Brisket is a hearty cut of beef with rich flavor that can hold up to the robust seasoning in this dish. And it makes for a wonderfully warming meal when the nights grow colder!

Ingredients

  • 4-lb beef brisket, cut into 3/4 inch cubes
  • 1 medium onion, diced
  • 2 poblano chili peppers, seeded and diced
  • 1 red pepper, diced
  • 1 (28-oz) can crushed tomatoes
  • 1 (14.5-oz) can diced tomatoes
  • 1 cup beef stock
  • 1 Tbsp minced chipotle peppers in adobo sauce
  • 3 cloves garlic, minced
  • 1 Tbsp ancho chile pepper powder
  • 2 tsp chili powder
  • 1 Tbsp cumin
  • 1 tsp dried oregano
  • 1 Tbsp salt
  • 1 tsp pepper
  • 1 (15-oz) can black beans, rinsed and drained
  • 1 (15-oz) can pinto or red kidney beans, rinsed and drained
  • Sour cream, shredded cheddar cheese, and sliced green onions, for garnish (optional)

Directions

Sear the cubed brisket in a 6-qt or larger pressure cooker using the Brown setting.
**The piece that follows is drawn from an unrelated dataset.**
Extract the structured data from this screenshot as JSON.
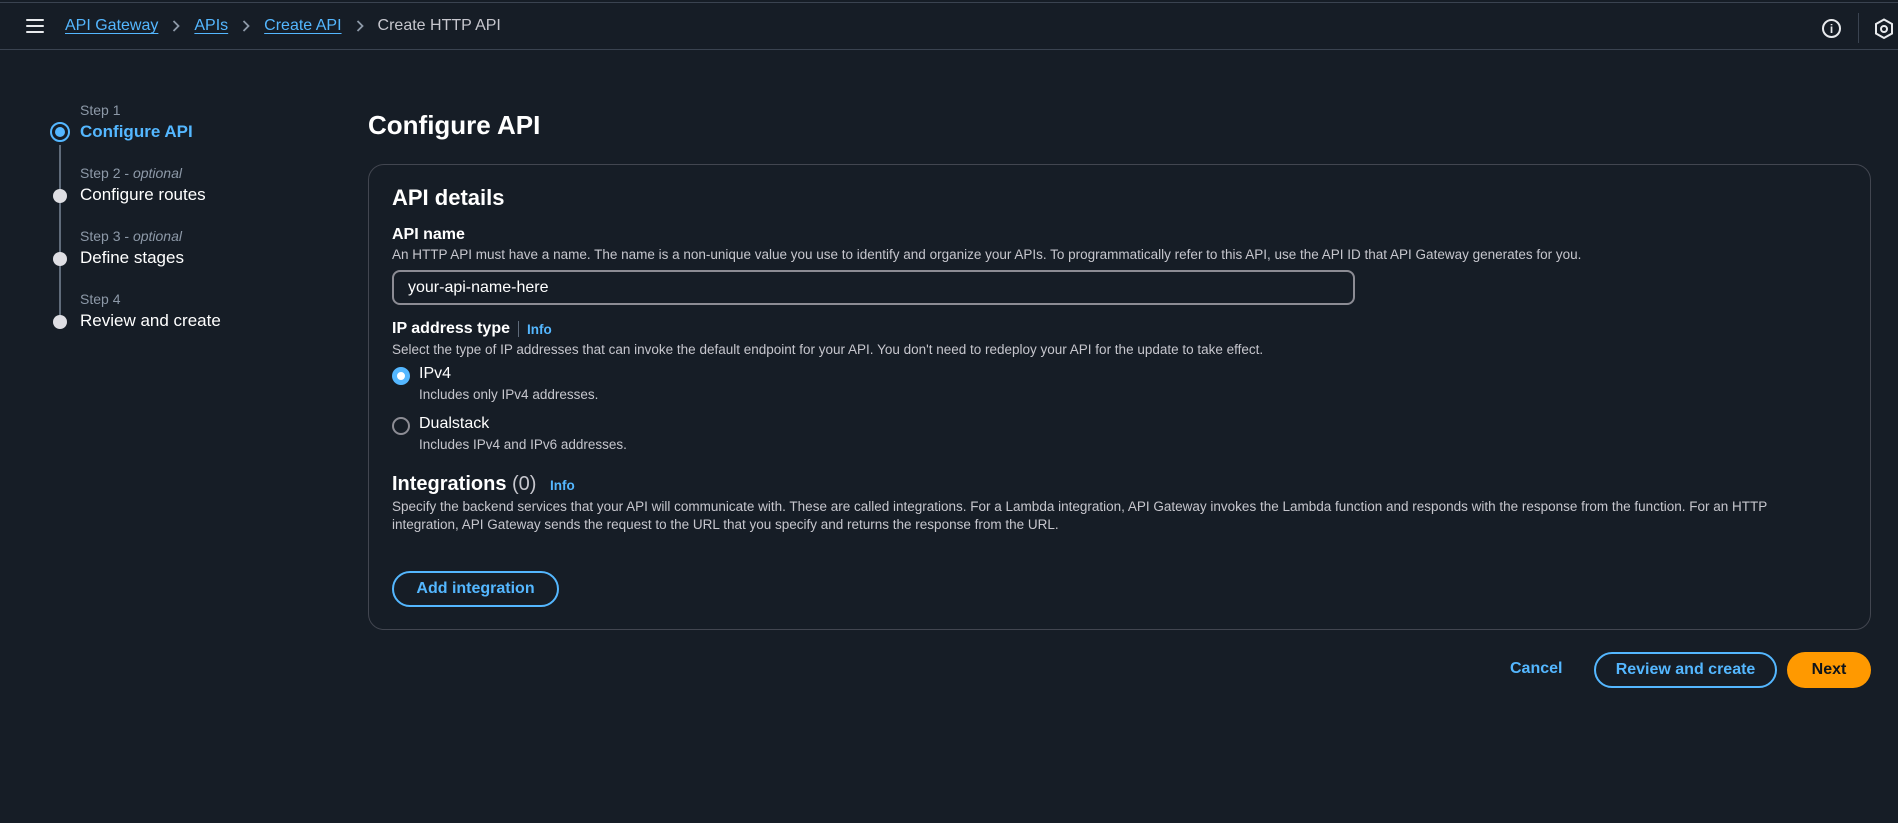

You may need to do this in batches; if so, put all of the meat back into the pressure cooker once it's seared.
Add all of the remaining ingredients, except the beans, to the pressure cooker, set it to High, and cook for 50 minutes. When cooking has finished, perform a quick release to relieve the pressure. Then, open the pressure cooker and add both cans of the rinsed beans. Cook for another 5–10 minutes to infuse the beans with flavor. Release the pressure again, then the chili is ready to serve.
Garnish with your favorite chili toppings, such as sour cream, cheddar cheese, and green onions, as noted above. This recipe also pairs well with cornbread or crushed tortilla chips.

Cook's Notes

Smoking a brisket to build a smoky flavor can take hours. This recipe calls for a combination of spices and medium-hot peppers to achieve a smoky chili, using the pressure cooker to cut time. Since the beans are canned, they get added near the end of the cooking process.